Hey – It’s Just a Contraction
As long as I have been doing industry research, contraction has been a natural part of a technology market’s development cycle. Without the aid of any old reports I am pretty sure there were more DSLAM vendors in the late 1990’s then they are today. However I don’t think anybody would interpret the contraction of vendors as a failure of the DSLAM market or DSL services.
It is only natural when a new opportunity develops around a technology that a wide array of companies – both start ups and established, race to see what part of the opportunity they can capture. Over time as technologies mature, and standards become set, some companies exit the market for several reasons. Some companies just bet on the wrong technology, and lose the standard fight. Others just have corporate issues, such as inadequate funding, that cause them to go out of business. Some just never gain enough market traction to justify continued investment in the technology. These are some of the same things I have seen over the last year in WiMAX.
Since the summer of 2008 the WiMAX market has seen three notable vendors either leave or reduce their investment in WiMAX – Nortel, Nokia Siemens Networks, and Alcatel-Lucent. However it would be incorrect to interpret the actions of these three vendors as a sign on the absolute health of the market. Nortel left a lot more markets than just WiMAX. Nokia Siemens Networks never had much market traction. Alcatel-Lucent, while certainly having more WiMAX traction than the other two vendors, made the decision that the type of traction the company had didn’t fit the company’s earlier expectations for the market.
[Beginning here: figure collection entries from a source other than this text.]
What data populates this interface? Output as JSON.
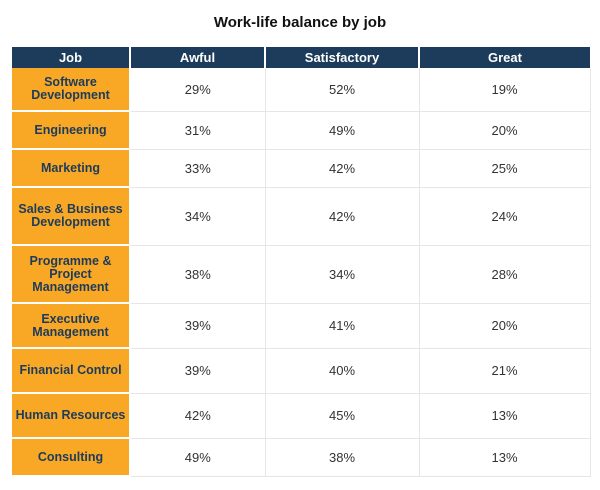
{
  "chart_data": {
    "type": "table",
    "title": "Work-life balance by job",
    "columns": [
      "Job",
      "Awful",
      "Satisfactory",
      "Great"
    ],
    "rows": [
      [
        "Software Development",
        "29%",
        "52%",
        "19%"
      ],
      [
        "Engineering",
        "31%",
        "49%",
        "20%"
      ],
      [
        "Marketing",
        "33%",
        "42%",
        "25%"
      ],
      [
        "Sales & Business Development",
        "34%",
        "42%",
        "24%"
      ],
      [
        "Programme & Project Management",
        "38%",
        "34%",
        "28%"
      ],
      [
        "Executive Management",
        "39%",
        "41%",
        "20%"
      ],
      [
        "Financial Control",
        "39%",
        "40%",
        "21%"
      ],
      [
        "Human Resources",
        "42%",
        "45%",
        "13%"
      ],
      [
        "Consulting",
        "49%",
        "38%",
        "13%"
      ]
    ]
  },
  "colors": {
    "header_bg": "#1d3b5b",
    "job_bg": "#f9a825",
    "job_text": "#1d3b5b"
  }
}
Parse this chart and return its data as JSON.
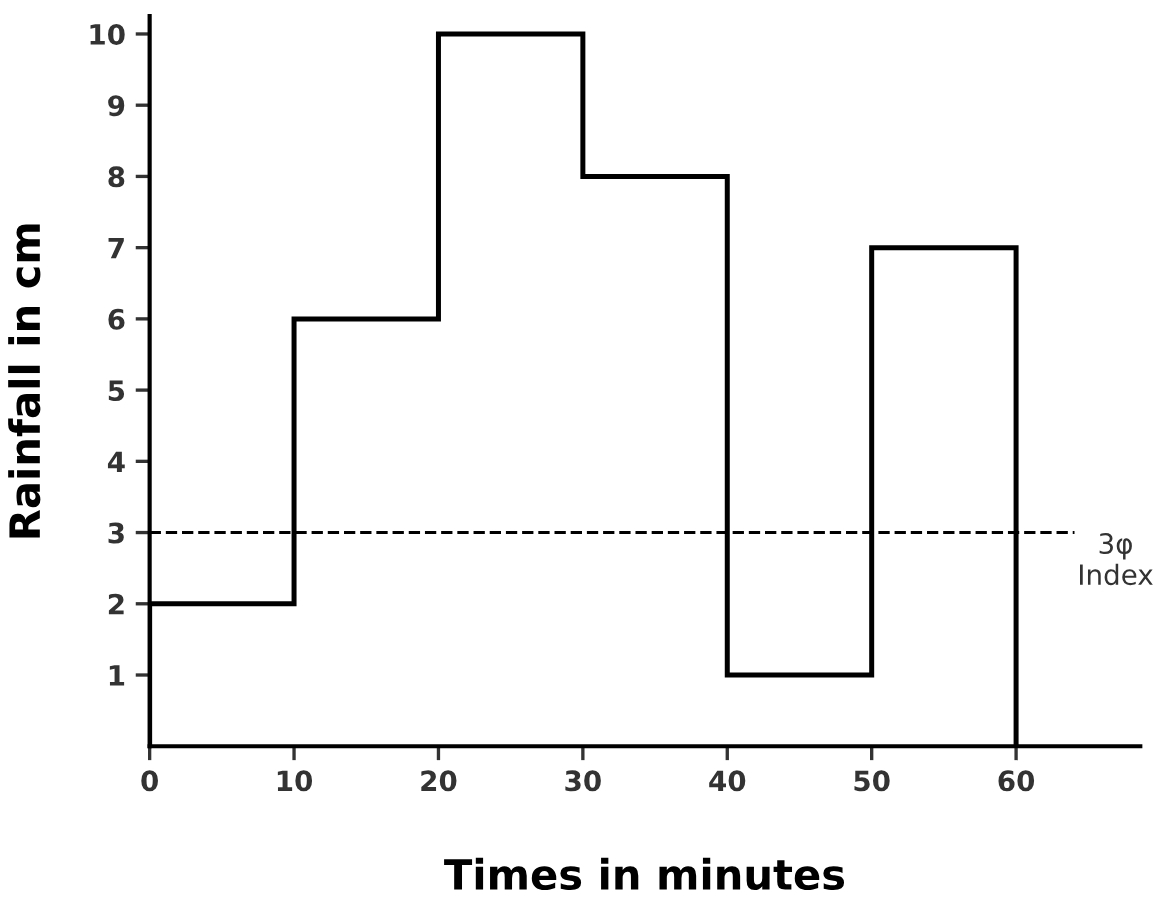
{
  "chart_data": {
    "type": "histogram",
    "xlabel": "Times in minutes",
    "ylabel": "Rainfall in cm",
    "bins": [
      0,
      10,
      20,
      30,
      40,
      50,
      60
    ],
    "values": [
      2,
      6,
      10,
      8,
      1,
      7
    ],
    "color": "#000000",
    "xlim": [
      0,
      68.6
    ],
    "xticks": [
      0,
      10,
      20,
      30,
      40,
      50,
      60
    ],
    "ylim": [
      0,
      10.25
    ],
    "yticks": [
      1,
      2,
      3,
      4,
      5,
      6,
      7,
      8,
      9,
      10
    ],
    "ref_lines": [
      {
        "axis": "y",
        "value": 3,
        "label": "3φ\nIndex",
        "line_style": "dashed",
        "color": "#000000"
      }
    ],
    "grid": false
  }
}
Not all markets are for all companies. But to say a contraction in WiMAX vendors is the same as a contract in WiMAX would be incorrect.
Just a few weeks ago Beceem announced it had shipped 1 million 802.16e chipsets for its third quarter. Motorola recently announced it has shipped a million CPE’s. Russian WiMAX provider Yota recently announced it had 100,000 subscribers after three months of service, and was on pace to reach 200,000 subscribers before the end of 2009. On top of that vendors continue to announce new deployment wins such as Alvarion’s recent win with Clearwire in Spain. All of these are proof points I would use to say the contraction in WiMAX vendors does not equal a contraction in the market. Trust me, I have nice collection of t-shirts from former wholesale Internet backbone providers, and the contraction of that market isn’t keeping you from reading this on the Internet.